Ohne Navi geht heute nichts mehr

24Mai11

Mit großem Erstaunen habe ich gestern mal, die mir entgegenkommenden Autos angeschaut. In neun von zehn Autos waren mit Saugnäpfen befestigte Navigationsgeräte zu sehen. Das war vor wenigen Jahren aber noch anders. Nur viel fahrende Spezies der Berufsgruppe Handelsvertreter und voll ausgestattete Limousinen waren meist mit einem fest eingebauten Wegfinder ausgestattet.

Heutzutage geht nichts mehr ohne Navigationssystem. Mit dem Eingeben der Adresse und dem blinden Vertrauen auf eine metergenaue Wegfindung geben wir ganz gezielt unsere Fähigkeit der Orientierung ab. Dadurch lassen wir uns zu ferngesteuerten Wesen degradieren die links und rechts der Straße nichts mehr wahrnehmen.

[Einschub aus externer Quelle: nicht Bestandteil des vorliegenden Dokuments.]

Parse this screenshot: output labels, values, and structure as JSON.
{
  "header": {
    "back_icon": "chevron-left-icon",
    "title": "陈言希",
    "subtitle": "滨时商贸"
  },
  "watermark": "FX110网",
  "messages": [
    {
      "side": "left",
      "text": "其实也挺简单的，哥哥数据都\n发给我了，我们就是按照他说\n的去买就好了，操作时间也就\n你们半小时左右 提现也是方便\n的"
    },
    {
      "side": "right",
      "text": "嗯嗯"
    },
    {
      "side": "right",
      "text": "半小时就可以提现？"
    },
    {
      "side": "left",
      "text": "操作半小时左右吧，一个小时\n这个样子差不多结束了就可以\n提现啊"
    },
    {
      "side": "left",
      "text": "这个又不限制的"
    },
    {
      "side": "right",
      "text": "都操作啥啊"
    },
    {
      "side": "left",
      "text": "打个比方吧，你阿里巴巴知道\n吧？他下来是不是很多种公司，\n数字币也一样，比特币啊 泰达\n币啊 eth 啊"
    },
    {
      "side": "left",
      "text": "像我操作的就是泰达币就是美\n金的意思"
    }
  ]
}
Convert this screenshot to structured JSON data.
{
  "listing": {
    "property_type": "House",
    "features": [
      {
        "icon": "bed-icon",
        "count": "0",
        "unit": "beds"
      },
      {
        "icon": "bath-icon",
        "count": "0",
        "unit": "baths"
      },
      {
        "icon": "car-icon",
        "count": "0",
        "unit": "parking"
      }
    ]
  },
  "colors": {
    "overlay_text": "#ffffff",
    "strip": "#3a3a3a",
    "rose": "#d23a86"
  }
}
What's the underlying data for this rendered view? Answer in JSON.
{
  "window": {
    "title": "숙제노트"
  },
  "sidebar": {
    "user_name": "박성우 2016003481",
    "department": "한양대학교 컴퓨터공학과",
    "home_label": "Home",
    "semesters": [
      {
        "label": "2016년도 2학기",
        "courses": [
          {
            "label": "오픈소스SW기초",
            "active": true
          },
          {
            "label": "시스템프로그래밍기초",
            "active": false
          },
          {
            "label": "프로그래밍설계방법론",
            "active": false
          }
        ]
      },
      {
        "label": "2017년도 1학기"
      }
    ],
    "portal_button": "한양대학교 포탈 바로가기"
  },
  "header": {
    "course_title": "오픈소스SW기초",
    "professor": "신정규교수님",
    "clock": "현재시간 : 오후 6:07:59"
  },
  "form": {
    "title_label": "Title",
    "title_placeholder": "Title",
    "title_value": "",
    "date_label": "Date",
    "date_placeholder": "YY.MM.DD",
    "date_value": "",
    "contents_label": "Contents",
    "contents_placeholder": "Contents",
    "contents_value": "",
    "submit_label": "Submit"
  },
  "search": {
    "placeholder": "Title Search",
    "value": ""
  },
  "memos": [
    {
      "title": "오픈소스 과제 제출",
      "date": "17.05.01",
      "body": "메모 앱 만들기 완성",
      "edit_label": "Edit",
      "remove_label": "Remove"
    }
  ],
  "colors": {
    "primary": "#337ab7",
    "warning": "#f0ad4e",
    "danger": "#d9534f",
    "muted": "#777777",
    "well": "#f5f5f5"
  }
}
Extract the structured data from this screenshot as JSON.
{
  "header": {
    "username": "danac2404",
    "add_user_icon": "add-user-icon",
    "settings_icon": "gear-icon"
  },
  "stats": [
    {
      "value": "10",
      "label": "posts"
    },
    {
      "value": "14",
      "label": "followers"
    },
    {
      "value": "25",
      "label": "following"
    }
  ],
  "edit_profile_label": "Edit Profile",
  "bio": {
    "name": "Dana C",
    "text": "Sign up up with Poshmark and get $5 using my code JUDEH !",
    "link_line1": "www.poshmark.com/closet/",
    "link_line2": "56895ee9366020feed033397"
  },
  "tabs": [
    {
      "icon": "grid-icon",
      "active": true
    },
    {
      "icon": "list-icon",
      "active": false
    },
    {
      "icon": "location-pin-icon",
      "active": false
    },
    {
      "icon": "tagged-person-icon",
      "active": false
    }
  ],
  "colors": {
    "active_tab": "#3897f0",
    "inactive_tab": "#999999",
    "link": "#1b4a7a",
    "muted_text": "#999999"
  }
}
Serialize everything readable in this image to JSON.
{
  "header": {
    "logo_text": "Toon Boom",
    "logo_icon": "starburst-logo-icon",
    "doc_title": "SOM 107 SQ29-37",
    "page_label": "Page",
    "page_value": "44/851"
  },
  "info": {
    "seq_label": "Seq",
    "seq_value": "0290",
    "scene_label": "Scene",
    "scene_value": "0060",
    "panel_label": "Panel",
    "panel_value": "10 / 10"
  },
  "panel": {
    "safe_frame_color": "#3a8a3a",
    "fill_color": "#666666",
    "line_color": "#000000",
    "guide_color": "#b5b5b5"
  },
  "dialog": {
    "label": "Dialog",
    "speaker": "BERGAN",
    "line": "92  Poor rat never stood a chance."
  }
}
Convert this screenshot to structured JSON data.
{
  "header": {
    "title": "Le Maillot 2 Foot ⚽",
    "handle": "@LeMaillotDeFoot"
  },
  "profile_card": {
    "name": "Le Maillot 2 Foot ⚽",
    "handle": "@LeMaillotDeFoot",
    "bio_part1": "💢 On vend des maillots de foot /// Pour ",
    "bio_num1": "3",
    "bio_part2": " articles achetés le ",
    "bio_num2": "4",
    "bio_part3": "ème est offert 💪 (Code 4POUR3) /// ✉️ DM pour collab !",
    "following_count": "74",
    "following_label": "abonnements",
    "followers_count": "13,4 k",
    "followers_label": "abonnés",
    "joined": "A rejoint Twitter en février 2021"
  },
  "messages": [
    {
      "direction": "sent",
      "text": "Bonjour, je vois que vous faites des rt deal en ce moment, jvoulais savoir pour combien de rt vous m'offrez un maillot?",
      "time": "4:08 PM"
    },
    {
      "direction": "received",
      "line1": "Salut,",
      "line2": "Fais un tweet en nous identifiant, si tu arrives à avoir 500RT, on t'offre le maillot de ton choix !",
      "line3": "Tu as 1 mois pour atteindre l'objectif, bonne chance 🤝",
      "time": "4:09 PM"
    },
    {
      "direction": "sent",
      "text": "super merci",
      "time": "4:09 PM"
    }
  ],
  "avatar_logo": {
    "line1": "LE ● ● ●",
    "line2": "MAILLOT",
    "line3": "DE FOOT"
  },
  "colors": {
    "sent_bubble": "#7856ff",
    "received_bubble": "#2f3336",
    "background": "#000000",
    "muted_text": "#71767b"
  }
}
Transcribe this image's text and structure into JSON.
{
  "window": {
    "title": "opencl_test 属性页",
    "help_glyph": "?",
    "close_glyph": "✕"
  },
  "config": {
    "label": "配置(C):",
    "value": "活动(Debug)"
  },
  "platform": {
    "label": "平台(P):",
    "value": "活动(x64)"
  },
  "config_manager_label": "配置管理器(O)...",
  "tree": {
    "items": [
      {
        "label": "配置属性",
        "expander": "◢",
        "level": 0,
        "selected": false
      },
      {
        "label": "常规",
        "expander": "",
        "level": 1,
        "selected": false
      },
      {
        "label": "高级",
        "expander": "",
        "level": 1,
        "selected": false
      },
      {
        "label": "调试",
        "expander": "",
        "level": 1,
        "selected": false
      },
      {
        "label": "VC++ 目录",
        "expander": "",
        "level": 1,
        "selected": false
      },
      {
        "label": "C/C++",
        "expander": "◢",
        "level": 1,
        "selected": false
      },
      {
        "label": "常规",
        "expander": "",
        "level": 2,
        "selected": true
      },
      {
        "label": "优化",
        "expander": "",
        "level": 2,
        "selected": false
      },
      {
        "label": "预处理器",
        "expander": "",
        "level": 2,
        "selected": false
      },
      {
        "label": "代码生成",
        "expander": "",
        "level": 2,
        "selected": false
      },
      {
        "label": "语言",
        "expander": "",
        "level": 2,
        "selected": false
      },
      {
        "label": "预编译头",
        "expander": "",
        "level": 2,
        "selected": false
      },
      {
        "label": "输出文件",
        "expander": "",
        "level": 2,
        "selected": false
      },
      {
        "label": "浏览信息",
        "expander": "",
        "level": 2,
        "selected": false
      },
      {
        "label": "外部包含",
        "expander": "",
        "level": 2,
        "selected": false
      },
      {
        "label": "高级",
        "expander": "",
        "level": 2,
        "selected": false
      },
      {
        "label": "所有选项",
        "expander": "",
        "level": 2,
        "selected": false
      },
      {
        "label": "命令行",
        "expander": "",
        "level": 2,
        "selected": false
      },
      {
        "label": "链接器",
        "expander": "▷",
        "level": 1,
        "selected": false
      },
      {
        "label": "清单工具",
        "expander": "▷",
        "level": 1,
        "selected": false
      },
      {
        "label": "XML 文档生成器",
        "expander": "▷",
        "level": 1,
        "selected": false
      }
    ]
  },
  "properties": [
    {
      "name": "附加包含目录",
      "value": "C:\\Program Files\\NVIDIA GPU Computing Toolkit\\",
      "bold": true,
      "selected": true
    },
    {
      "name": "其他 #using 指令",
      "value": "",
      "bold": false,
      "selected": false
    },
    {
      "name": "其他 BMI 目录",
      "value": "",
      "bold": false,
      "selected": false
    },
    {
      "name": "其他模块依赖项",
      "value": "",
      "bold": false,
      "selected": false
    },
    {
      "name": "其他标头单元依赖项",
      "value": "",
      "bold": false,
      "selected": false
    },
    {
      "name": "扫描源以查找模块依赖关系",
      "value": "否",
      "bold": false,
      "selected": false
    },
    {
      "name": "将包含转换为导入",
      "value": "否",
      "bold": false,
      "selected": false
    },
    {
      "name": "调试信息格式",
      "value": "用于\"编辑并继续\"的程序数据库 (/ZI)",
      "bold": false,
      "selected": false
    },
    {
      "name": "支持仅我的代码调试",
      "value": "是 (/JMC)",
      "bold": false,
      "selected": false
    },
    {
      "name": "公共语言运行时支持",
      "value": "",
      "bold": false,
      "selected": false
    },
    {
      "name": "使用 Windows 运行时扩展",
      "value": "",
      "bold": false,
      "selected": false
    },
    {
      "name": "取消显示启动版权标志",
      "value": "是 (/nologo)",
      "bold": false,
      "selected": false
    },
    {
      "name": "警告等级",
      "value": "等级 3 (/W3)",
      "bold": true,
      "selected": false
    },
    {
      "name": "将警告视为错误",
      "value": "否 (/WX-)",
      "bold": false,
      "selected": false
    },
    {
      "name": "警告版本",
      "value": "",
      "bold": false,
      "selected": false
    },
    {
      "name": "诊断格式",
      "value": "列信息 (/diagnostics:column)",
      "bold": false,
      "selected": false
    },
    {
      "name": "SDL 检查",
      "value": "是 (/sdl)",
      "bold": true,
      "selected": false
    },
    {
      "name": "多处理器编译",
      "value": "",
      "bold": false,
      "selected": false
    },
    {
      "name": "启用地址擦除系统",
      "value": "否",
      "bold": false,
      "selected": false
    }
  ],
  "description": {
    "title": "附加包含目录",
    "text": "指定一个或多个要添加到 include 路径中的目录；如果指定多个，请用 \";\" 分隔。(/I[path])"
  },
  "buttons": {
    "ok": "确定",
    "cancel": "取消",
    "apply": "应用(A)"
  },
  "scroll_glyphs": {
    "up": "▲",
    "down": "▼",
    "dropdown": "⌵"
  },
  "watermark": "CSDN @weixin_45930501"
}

Wissen wir Männer nicht mehr wo Norden, Süden, Westen, Osten liegt, wo oben und unten ist?

Vor wenigen Jahren war die Fähigkeit zur Orientierung noch ein wichtiger Bestandteil des Mobilseins. Die Vorfreude auf die Urlaubsfahrt wurde durch ein intensives Kartenstudium zelebriert. So konnte mancher Kegelfreund und Arbeitskollege einen Beitrag zur Findung der kürzesten und schnellsten Strecke beitragen.

Haben wir uns hoffnungslos verfahren, war das Rechtsranfahren, Scheibe runterdrehen und freundlich nach dem Weg fragen die schnellste und effektivste Art und Weise das Ziel zu finden. Dazu gab es kostenlos noch einen repräsentativen Eindruck über Land und die Leute.

Und so kam mein Freund Oliver am vergangenen Samstag zur Wohnungseinweihung deutlich zu spät: Er musste sein „Navi“ neu programmieren.